What So Not : Par quoi je commence ? (rires) C’est une réponse importante pour moi ! Je pense qu’à de nombreuses reprises, dans la vie, on se bat pour les grands objectifs que l’on se donne :  » Dans 10 ans, je veux être ceci, faire partie de cela… » Et donc on traverse l’existence en essayant d’atteindre ces buts mais en ignorant ce qui est tout aussi important et qui est devant nos yeux, tous les jours. Parfois, on se réveille en se disant : « Wow, 5 ans sont passés et je ne suis allé nul part, ou n’est pas accompli grand chose. » Parfois, ces grandes ambitions ne sont peut être pas si importantes, voire même superficielles. On perd la vue face aux véritables belles choses qui nous entourent, qui sont si grandes et si réelles : la famille, les amis, les personnes en général, la nature, les relations… C’est ce qui habite l’album. Bien sûr, j’ai tout fait pour mener à bien ce disque, je le voulais. Mais il est finalement comme une sorte d’hommage à tout ce que j’ai perdu sur le chemin, les sacrifices que j’ai du faire. C’est pourquoi il est appelé « Not All The Beautiful Things ».

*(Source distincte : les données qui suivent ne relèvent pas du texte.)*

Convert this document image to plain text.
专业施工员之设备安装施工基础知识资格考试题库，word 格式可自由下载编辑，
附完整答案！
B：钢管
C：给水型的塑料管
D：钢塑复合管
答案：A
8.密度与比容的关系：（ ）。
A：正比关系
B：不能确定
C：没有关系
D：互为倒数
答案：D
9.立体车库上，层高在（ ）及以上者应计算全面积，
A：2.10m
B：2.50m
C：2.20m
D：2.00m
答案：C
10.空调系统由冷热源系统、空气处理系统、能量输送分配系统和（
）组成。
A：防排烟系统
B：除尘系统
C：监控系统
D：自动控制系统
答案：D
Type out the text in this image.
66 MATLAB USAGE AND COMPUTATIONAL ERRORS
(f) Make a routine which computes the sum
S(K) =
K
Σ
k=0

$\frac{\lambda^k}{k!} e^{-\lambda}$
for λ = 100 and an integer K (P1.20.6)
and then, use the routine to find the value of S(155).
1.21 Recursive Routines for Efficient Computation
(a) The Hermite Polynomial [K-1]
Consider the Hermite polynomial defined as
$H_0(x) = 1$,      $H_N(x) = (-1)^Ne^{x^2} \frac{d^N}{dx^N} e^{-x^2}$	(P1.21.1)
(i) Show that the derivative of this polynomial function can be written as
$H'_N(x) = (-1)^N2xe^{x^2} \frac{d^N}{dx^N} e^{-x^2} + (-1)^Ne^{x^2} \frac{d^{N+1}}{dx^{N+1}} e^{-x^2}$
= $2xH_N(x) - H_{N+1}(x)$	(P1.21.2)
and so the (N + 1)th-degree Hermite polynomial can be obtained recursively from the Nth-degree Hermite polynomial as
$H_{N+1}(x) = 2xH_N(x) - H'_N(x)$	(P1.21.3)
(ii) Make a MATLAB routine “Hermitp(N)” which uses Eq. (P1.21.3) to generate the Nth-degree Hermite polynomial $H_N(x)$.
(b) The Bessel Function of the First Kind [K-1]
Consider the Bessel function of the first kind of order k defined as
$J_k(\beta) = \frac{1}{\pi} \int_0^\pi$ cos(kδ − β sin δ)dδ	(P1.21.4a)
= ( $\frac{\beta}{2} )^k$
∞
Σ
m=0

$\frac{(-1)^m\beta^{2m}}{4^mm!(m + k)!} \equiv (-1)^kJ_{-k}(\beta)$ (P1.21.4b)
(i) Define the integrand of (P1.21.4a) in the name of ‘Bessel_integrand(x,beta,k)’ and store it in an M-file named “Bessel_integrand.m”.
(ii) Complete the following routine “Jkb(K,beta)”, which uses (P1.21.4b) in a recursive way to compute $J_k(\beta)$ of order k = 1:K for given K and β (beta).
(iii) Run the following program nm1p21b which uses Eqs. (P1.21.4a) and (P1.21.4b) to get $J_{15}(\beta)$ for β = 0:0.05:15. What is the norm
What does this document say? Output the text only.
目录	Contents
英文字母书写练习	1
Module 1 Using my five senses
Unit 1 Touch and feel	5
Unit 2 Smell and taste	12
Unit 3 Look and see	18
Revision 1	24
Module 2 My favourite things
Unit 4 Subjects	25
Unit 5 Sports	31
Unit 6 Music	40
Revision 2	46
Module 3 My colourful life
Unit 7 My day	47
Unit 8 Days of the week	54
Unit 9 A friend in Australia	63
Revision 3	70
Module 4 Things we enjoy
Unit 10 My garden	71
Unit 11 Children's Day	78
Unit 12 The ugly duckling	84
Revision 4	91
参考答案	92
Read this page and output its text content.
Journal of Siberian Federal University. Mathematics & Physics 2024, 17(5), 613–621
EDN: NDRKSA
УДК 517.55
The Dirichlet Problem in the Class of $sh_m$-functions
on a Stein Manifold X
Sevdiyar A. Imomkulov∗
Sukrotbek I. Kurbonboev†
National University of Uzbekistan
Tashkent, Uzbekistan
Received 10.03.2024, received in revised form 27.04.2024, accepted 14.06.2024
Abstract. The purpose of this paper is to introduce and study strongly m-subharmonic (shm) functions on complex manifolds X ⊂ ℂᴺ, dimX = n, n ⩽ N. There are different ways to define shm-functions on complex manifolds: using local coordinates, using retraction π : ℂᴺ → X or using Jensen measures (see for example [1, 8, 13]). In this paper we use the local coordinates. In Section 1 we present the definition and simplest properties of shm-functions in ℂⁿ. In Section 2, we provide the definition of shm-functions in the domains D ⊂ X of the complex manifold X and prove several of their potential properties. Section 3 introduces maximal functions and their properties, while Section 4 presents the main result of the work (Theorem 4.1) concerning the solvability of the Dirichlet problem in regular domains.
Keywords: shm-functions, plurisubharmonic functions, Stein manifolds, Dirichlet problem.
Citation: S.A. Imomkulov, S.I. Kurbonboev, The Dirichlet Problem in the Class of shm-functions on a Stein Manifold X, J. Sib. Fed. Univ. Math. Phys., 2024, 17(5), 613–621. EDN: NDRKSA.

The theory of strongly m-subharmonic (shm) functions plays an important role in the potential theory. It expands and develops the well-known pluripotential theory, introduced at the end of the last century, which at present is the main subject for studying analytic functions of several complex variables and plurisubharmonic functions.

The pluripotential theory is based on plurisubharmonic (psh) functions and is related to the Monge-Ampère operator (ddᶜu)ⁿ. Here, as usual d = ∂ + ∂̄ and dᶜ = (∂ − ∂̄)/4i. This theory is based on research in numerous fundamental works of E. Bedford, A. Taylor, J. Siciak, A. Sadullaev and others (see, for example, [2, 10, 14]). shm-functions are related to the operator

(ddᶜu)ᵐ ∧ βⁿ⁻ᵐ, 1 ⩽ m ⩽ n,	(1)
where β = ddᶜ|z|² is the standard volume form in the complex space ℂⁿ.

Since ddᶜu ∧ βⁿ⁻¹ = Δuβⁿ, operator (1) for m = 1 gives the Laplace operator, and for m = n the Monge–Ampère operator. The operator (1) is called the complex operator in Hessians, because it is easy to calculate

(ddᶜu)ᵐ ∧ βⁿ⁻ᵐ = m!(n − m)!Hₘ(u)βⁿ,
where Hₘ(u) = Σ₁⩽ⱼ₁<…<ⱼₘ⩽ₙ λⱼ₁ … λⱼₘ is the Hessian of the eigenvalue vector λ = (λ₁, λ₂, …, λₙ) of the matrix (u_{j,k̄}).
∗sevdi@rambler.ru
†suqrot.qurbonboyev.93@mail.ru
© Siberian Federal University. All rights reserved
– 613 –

« Not All The Beautiful Things » de What So Not, dans les bacs le 9 mars 2018

On The Move : Y-a-t-il un morceau de l’album que tu aimes tout particulièrement ? Qui aurait un signification spéciale pour toi ?

What So Not : Je les apprécie vraiment tous mais je dirais que celui qui surpris le plus souvent les gens est probablement ma collaboration avec Toto. C’était une expérience incroyable. Une session a été organisée par Skrillex, entre autres, avec Steve Lukather [leader de Toto ndlr.]. Il a branché sa guitare, j’ai amené mon ordi, joué quelques accords, beats, loops, riffs et on s’est amusé autour de ça. J’en suis ressorti avec des centaines de possibilités de titres (rires). Ensuite, j’ai eu besoin de « frankeinstein-iser » tout ça. A un moment, c’était une sorte de ballade entre trois parties, qui durait 11 minutes ! Puis finalement, c’est devenu« We Keep On Running ». Le riff de guitare principal de ce titre est en fait une partie de synthé que j’avais composé et que j’ai fait écouté à Lukather. Il m’a d’ailleurs dit « L’une des choses qui m’a fait t’apprécier est que tu m’as proposé ce riff et qu’il était injouable à la guitare! »  Mais évidemment, il l’a fait ! C’est devenu l’essence de la chanson, une bonne combinaison du son de Toto et du mien.

On The Move : Comment toi et Steve Lukather vous êtes-vous rencontrés à la base? Il nous semble que tu jouais le hit “Africa” pendant tes sets !

What So Not : Oui, c’est vrai ! Je jouais « Africa » dans les festivals, parce-que la chanson a quelque chose de sombre mais en même temps très fédérateur. Elle se mixait très bien avec l’un de mes titres appelé « Touched ». J’en ai d’ailleurs fait un vrai remix, « Africa/Touched », que j’espère jouer avec Toto un jour ! Mais oui, je jouais ça l’année où j’ai commencé à tourner aux Etats-Unis. Je me suis beaucoup produit avec Skrillex et il a commencé à la passer aussi et à me citer pour ça. Rolling Stone a fini par nous contacter car la chanson est de nouveau entrée dans les charts américains et en cherchant un peu, ils en ont conclu que c’était grâce à nous ! Maintenant, je fais un peu plus attention à tout ce qui se passe autour de ce titre sur le net, et c’est un tel phénomène. Les adolescents semblent adorer « Africa » – et détester tous ceux qui critiquent la chanson. C’est dingue car le titre est hyper abstrait mais tout le monde l’aime.

On The Move : On se doute que dans les prochains mois, tu vas te consacrer pleinement à la promotion de ton album mais dans quelle direction veux-tu emmener le projet What So Not ? 

What So Not : J’aimerais intégrer plus d’éléments live à mes shows. J’ai conceptualisé le spectacle pendant des années et maintenant, j’ai de superbes visuels grâce à mon incroyable équipe australienne. On améliore constamment les lumières, l’esthétique de la scène, le « peacock-horse » géant.. Mais à présent, je veux me concentrer sur le fait d’intégrer plus de vrais instruments, de la batterie par exemple, un MS20 également… Une fois que j’aurais ça, c’est tout ce que je pourrais toujours souhaiter ! Et j’y suis presque, je suis si prêt, c’est hyper excitant ! Et je veux juste prendre la route et embarquer tout le monde dans cette expérience, à travers le monde !

« Not All The Beautiful Things » est disponible en téléchargement.